Monday, August 8, 2011

Linux guest on Vmware problem solved...

So we've had this intermittent issue over the last year+ where sometimes when we add memory to a linux vm in our vmware environment, the box will act really weird with the new memory. It looks like there's a memory leak or something, because as soon as we starting applications and begin using the box, we run out of memory, it becomes slow as it starts swapping, etc. I've dug into it before, but could never identify where the memory was going. I could tell that there was no more available memory, but even once we stopped the applications, we wouldn't have as much free memory as we should have (free meaning including RAM that was currently being used for fs cache/buffer). I think the ultimate solution was usually to rebuild the box =( This also happened sometimes when building a new vm that was cloned from a different one. I always suspected it was something in vmware, maybe a memory leak, maybe something in the memory add and cloning process, but I could never nail it down.

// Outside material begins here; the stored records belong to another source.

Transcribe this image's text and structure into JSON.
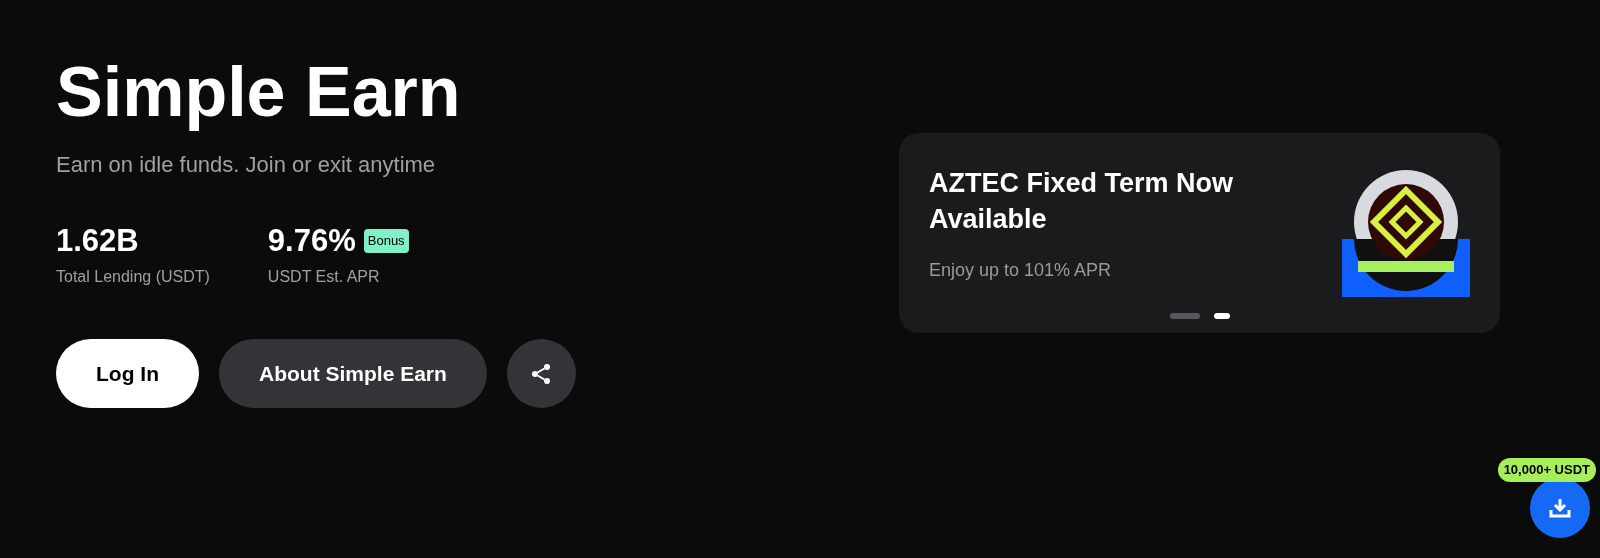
{
  "hero": {
    "title": "Simple Earn",
    "subtitle": "Earn on idle funds. Join or exit anytime"
  },
  "stats": [
    {
      "value": "1.62B",
      "label": "Total Lending (USDT)"
    },
    {
      "value": "9.76%",
      "label": "USDT Est. APR",
      "badge": "Bonus"
    }
  ],
  "buttons": [
    {
      "kind": "primary",
      "label": "Log In"
    },
    {
      "kind": "secondary",
      "label": "About Simple Earn"
    },
    {
      "kind": "share"
    }
  ],
  "promo": {
    "title": "AZTEC Fixed Term Now Available",
    "subtitle": "Enjoy up to 101% APR",
    "dots": [
      {
        "selected": false
      },
      {
        "selected": true
      }
    ]
  },
  "download": {
    "badge": "10,000+ USDT"
  }
}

So it happened again recently, we added memory and the box started acting up - additional reboots resulted in the same issue. I jumped on the box right away and actually saw the vmmemctl process in the guest was one of the top processes by cpu usage. I remember last time this happened I got down the path of suspecting it was something with vmmemctl and or memory ballooning, but not knowing vmware I didn't put two and two together and stopped digging before things clicked for me. This time after looking at what was happening on the box, doing some quick googling, I found this forum post- http://communities.vmware.com/thread/133290 and then went into the vsphere client, checked out that guest's limit... sure enough the limit was set to 1gb of ram even though there was 6gb of ram allocated to the guest!! I had the sysadmins change it to unlimited, but the box didn't start responding right away, so we did one more reboot... and problem solved.

Looking back, it all makes sense now. I talked to our sysadmin who was most familiar with these vmware controls (not the one I had worked with on this in the past)_and see how adding memory and cloning definitely could cause this misconfiguration to all of a sudden become a problem. I'm not sure how the limit got set in the first place, since it's not something our sysadmins use... we are wondering if upgrading the virtual hardware or vmware tools sets it sometimes??

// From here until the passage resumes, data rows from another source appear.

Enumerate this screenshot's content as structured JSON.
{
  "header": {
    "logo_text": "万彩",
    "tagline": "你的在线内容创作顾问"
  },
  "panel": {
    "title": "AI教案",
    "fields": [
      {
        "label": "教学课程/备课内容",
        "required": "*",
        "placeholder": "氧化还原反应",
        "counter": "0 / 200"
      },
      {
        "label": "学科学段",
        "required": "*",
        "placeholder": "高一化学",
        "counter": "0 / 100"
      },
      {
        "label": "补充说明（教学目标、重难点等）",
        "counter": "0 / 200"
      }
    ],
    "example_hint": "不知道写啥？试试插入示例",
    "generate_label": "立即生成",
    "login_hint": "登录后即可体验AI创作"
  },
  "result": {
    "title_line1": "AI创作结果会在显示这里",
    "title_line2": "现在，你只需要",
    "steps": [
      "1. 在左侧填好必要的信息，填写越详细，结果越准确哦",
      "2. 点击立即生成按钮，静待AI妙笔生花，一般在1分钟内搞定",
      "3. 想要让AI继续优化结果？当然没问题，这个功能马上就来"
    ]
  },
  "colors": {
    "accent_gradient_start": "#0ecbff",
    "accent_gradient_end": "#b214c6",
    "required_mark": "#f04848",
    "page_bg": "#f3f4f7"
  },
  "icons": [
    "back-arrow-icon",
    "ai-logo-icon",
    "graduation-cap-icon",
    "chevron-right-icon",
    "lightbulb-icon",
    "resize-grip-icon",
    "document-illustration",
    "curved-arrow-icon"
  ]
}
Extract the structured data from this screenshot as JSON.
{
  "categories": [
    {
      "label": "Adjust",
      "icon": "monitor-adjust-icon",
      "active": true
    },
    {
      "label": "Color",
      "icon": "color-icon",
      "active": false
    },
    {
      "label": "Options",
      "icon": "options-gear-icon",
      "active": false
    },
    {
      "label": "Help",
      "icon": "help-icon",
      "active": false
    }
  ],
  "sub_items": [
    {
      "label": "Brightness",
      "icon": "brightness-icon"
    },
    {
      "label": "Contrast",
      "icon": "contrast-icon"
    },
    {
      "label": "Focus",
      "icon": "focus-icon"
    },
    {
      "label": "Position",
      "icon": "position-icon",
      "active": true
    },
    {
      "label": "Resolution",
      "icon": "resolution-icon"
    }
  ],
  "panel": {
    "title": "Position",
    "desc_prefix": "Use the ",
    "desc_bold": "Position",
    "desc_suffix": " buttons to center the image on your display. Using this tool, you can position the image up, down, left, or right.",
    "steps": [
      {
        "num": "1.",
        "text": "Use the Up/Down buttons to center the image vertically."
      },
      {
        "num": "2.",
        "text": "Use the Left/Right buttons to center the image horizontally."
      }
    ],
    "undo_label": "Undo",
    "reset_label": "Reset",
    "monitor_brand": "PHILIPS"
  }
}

The other thing that still bugs me is how vmmemctl "uses" memory when vmware is doing memory ballooning or enforcing memory limits to make the guest think there's no more available memory... Did I miss something as far as detecting that's the process that was using memory? Or is there no way from the guest point of view to be able to tell that ballooning/limit enforcement is kicking in at the time?

Saturday, July 23, 2011

Using a HornetQ bridge with JMS order by group

Left this as is for reference, but it doesn't work as designed. See bottom of the post for how to actually get this to work.
Some of our jms processes (several message producers sending to HornetQ jms bridges that push messages to Jboss Messaging queues living in Jboss EAP 5) use message groups for controlling when messages get processed. In this particular environment there are a couple extra steps to make sure it works correctly:

1. Add a new connection factory to the jboss instance where JBM is hosted - edit file deploy/messaging/connection-factories-service.xml and add:

<mbean code="org.jboss.jms.server.connectionfactory.ConnectionFactory"
name="jboss.messaging.connectionfactory:service=GroupedConnectionFactory"
xmbean-dd="xmdesc/ConnectionFactory-xmbean.xml">
<depends optional-attribute-name="ServerPeer">jboss.messaging:service=ServerPeer</depends>
<depends optional-attribute-name="Connector">jboss.messaging:service=Connector,transport=bisocket</depends>
<depends>jboss.messaging:service=PostOffice</depends>

<attribute name="JNDIBindings">
<bindings>
<binding>/GroupedConnectionFactory</binding>
<binding>/GroupedXAConnectionFactory</binding>
<binding>java:/GroupedConnectionFactory</binding>
<binding>java:/GroupedXAConnectionFactory</binding>
</bindings>
</attribute>

<attribute name="EnableOrderingGroup">true</attribute>
</mbean> 

You could of course, edit the existing ConnectionFactory to add the EnableOrderingGroup parameter if you wanted to enable the ordering group for your existing CF, rather than adding a new one and leaving the existing one alone.

2. Change hornetq config (this assumes you already have the other hornetq config done) - edit hornetq-beans.xml, change the target connection factory definition to look like this, making sure you specify the JNDI name of the CF you created in step 1 (GroupedXAConnectionFactory in this case)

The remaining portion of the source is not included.